I am pleased that the Attorney-General’s Department has filed an application at the Accra High Court, praying the Court to set aside the 10-year prison sentence imposed on Charles Antwi by Mr Justice Francis Obiri on July 28, 2015.
The appeal is welcome because the current trend in this country is that government departments not to pay the slightest heed to public opinion.
Secondly, the judgement in question was so bad that were it to prevail, it would constitute a blot on the administration of justice in the country.
Finally, the judgement was so bad that it would have undermined the work being done at our universities and the Ghana School of Law to impart a true knowledge of jurisprudence to their students.
I mean – a guy sweats a lot, after obtaining his first degree, to pass his entrance examination to the Ghana Law School. He sweats even more profusely to pass his exams and become qualified to practise as a lawyer in the courts of Ghana.
Then he goes to court to practise law. And he meets a judge like Mr Justice Francis Obiri.
He sees Mr Obiri conducting a case brought before him in a manner that rubbishes everything he has been taught. The judge does not know that if a person gives the appearance of being of unsound mind, his plea must not be taken.
For the case to go ahead, the judge must first send the accused person to a psychiatrist hospital, where a qualified psychiatrist would put him through tests to establish his true condition of mind. It is only when a competent psychiatrist has certified that the accused person is of sound mind that his trial can begin.
Mr Justice Obiri also said that he had listened to the accused person and was satisfied that the accused was ‘confident’ in what he said!
Shock horror! Does being ‘confident’ about what one says mean it cannot be nonsensical? If that were so, we would have, ages ago, seen the fulfilment of the prophesy often made by psychotics that “The end of the world is nigh!”
But that aside, a judge simply cannot transform himself into a psychiatrist. What would a newly-qualified lawyer make of that? If a man who had successfully passed through years of legal instruction and had practised in the courts of the land enough to be adjudged competent to sit as a circuit court judge, could make such elementary mistakes, then what was the point of legal education? All that sweating at the Law School?
And look also at that change of plea by Antwi from “Not guilty” to “Guilty”. What pressure can result from this sort of advice: “Change your plea, because your case is so “weak” that a plea of “Not Guilty” can only earn you a harsher sentence, you hear?” Innocence be damned!
It was almost like something that was happening in the inferior, traditional courts of yesteryears, where a plea of “guilty with explanation” was almost always accepted. It was the forte of semi-literate court registrars.

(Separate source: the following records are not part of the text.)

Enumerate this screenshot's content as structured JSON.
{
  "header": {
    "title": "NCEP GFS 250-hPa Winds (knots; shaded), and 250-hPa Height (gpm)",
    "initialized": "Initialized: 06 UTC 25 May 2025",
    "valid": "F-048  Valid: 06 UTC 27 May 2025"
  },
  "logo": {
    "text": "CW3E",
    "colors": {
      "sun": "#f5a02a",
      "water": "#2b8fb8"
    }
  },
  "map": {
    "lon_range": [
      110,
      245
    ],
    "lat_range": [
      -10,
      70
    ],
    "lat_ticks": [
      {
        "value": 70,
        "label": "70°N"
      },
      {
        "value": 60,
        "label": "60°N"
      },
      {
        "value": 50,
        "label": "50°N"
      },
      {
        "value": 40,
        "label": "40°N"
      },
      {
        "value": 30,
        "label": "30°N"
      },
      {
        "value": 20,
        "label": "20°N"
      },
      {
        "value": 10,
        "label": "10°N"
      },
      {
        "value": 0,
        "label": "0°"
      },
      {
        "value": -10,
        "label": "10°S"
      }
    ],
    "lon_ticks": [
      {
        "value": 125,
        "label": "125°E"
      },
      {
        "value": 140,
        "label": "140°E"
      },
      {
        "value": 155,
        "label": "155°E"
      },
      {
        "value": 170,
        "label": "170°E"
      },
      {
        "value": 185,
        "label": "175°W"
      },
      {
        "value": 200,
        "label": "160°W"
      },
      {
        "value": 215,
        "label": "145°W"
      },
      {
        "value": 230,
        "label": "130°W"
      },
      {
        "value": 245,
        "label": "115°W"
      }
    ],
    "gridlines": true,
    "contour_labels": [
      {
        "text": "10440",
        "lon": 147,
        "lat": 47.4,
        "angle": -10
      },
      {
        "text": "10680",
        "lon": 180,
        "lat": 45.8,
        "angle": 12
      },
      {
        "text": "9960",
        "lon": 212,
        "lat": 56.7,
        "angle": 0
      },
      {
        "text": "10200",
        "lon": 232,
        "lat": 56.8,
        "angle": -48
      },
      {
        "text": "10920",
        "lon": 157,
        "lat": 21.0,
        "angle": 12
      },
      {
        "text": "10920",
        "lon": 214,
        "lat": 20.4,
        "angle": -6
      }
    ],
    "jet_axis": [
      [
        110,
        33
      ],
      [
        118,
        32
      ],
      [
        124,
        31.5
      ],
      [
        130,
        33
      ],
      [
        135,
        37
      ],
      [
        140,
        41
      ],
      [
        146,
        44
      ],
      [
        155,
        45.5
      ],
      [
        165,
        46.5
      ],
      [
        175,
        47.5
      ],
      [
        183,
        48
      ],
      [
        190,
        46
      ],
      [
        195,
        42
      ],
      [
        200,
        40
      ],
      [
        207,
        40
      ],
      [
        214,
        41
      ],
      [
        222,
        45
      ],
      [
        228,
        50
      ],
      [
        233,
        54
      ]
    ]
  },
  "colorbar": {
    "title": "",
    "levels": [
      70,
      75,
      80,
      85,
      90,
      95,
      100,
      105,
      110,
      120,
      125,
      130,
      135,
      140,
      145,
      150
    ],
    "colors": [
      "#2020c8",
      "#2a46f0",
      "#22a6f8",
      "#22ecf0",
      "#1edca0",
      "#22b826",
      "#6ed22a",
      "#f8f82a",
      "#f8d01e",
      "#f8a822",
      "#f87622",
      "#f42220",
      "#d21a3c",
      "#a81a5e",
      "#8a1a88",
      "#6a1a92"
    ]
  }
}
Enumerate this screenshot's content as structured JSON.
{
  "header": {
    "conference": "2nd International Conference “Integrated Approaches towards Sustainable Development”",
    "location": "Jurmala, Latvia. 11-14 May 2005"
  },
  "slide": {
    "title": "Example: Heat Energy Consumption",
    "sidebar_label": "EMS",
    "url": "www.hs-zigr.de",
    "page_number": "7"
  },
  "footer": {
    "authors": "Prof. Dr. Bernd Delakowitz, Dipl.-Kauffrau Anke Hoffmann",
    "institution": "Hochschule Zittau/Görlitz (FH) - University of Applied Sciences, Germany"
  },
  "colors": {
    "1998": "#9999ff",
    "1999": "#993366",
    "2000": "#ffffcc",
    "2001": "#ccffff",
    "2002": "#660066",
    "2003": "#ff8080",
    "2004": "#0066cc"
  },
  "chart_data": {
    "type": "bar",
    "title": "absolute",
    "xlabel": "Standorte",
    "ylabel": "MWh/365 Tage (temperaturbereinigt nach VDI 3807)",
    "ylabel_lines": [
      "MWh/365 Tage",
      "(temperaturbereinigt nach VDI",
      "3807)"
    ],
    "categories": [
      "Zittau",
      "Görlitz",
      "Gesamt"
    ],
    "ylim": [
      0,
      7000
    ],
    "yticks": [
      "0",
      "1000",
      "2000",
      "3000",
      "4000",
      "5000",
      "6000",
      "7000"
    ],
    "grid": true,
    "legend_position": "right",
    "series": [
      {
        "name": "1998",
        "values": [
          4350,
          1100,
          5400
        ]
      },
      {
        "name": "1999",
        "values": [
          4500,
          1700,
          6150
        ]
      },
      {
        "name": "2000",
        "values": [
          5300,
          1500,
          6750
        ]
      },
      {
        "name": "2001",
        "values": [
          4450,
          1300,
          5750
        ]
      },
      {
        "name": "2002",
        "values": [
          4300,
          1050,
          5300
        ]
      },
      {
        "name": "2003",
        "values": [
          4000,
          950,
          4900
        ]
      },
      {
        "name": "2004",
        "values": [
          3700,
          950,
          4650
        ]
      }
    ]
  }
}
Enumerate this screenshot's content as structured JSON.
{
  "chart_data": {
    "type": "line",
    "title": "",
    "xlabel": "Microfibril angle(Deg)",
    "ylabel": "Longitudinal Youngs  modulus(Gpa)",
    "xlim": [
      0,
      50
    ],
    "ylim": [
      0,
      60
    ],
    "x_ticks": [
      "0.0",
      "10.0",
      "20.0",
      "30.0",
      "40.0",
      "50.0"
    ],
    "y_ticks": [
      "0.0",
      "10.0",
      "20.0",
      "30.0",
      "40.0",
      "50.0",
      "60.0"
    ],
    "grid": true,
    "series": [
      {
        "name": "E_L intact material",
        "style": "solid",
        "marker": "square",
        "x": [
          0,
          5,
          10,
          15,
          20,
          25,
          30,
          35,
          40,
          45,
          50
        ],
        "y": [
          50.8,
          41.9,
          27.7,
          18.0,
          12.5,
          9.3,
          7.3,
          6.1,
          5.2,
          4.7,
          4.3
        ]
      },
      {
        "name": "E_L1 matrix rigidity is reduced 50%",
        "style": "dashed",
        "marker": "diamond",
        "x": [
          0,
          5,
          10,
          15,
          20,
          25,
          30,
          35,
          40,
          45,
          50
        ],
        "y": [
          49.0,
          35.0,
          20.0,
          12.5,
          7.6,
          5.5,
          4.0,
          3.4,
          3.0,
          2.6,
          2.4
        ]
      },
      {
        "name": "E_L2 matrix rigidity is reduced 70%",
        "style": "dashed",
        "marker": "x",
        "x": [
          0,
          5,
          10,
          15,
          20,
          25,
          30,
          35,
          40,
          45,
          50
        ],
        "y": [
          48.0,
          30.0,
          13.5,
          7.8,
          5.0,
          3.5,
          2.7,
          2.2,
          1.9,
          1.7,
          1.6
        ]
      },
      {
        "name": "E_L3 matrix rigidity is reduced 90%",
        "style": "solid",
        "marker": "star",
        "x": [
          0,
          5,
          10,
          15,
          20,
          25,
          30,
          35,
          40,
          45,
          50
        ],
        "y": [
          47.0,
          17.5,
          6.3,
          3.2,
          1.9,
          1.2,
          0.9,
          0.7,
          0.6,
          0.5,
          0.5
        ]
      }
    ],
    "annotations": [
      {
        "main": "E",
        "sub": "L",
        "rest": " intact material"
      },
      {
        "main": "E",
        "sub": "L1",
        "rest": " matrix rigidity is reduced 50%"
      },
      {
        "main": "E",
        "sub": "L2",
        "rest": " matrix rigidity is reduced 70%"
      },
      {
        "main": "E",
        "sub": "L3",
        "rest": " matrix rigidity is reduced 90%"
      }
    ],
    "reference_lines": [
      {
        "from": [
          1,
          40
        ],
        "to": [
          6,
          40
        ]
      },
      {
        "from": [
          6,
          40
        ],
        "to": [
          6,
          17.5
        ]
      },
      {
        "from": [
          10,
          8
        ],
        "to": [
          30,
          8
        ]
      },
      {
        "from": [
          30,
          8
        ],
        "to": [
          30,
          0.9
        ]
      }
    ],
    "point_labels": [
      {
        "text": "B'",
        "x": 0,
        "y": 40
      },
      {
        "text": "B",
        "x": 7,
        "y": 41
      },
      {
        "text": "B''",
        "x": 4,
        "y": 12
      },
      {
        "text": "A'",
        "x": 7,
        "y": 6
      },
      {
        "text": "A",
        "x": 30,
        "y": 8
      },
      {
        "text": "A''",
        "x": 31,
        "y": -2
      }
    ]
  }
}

No – If the judgement had remained unchallenged, it would have set a very bad precedent for the prosecution of cases before the country’s courts. Even in places like Britain, where miscarriages of justice are rare, one or two judges used to get the reputation of being a “hanging judge” during the days when the death penalty was still legal). So just imagine lazy prosecution officers in Ghana being able to say, “Let’s send him to this or that court! They will bang him in!”Would it not undermine the administration of justice altogether?
With regard to the inflexible attitude adopted by government departments to matters about which the public clearly expresses unease, we have the evidence before our very eyes right now. Here is a government that is in dispute with the doctors I employs, over their conditions of service. Negotiations begin. But the government seeks to crush the doctors by all means, in order to demonstrate that it is a macho government. So it leaks the proposals which the doctors have sent to it. When that fails to win the argument, the government threatens the doctors with the mass importation of doctors from Cuba.
But has the government tried to find out what the relationship is between what the Cuban government pays its doctors and what it pays its ministers and deputy ministers? Has the government bothered to study the history of medical education in Cuba? Is it aware that when Castro took over power in 1959, many doctors left the island and that the new ones who were trained subjected to a socialist orientation in an economy in which whatever the country had was shared equitably? Does Ghana, with its IMF-inspired economic policy based on “market forces,” think our society is akin to a socialist society?
Our president now says that he is no longer “a dead goat” but a “living” one. Well, he’d better apply a “living goat” approach to the doctors’ issue. For the Cubans cannot be in Ghana for ever. In any case, so many people and institutions that are aware of the hardship caused by the impasse l have appealed for an equitable settlement of the dispute that to ignore them and continue with the machismo policy will cost the Government dear in the long run.
The Attorney-General’s Department, in appealing against the Francis Obiri decision, is exhibiting an attitude which other arms of government would do well to emulate. As the saying goes in one of our proverbs: “If you didn’t hear what was said the first time, do go back and listen again!”
In a word: Sankofa!
Does our government realise that this ancient principle is embedded on our Sword of State and our presidential chair, for instance?
That emblem is not there for nothing.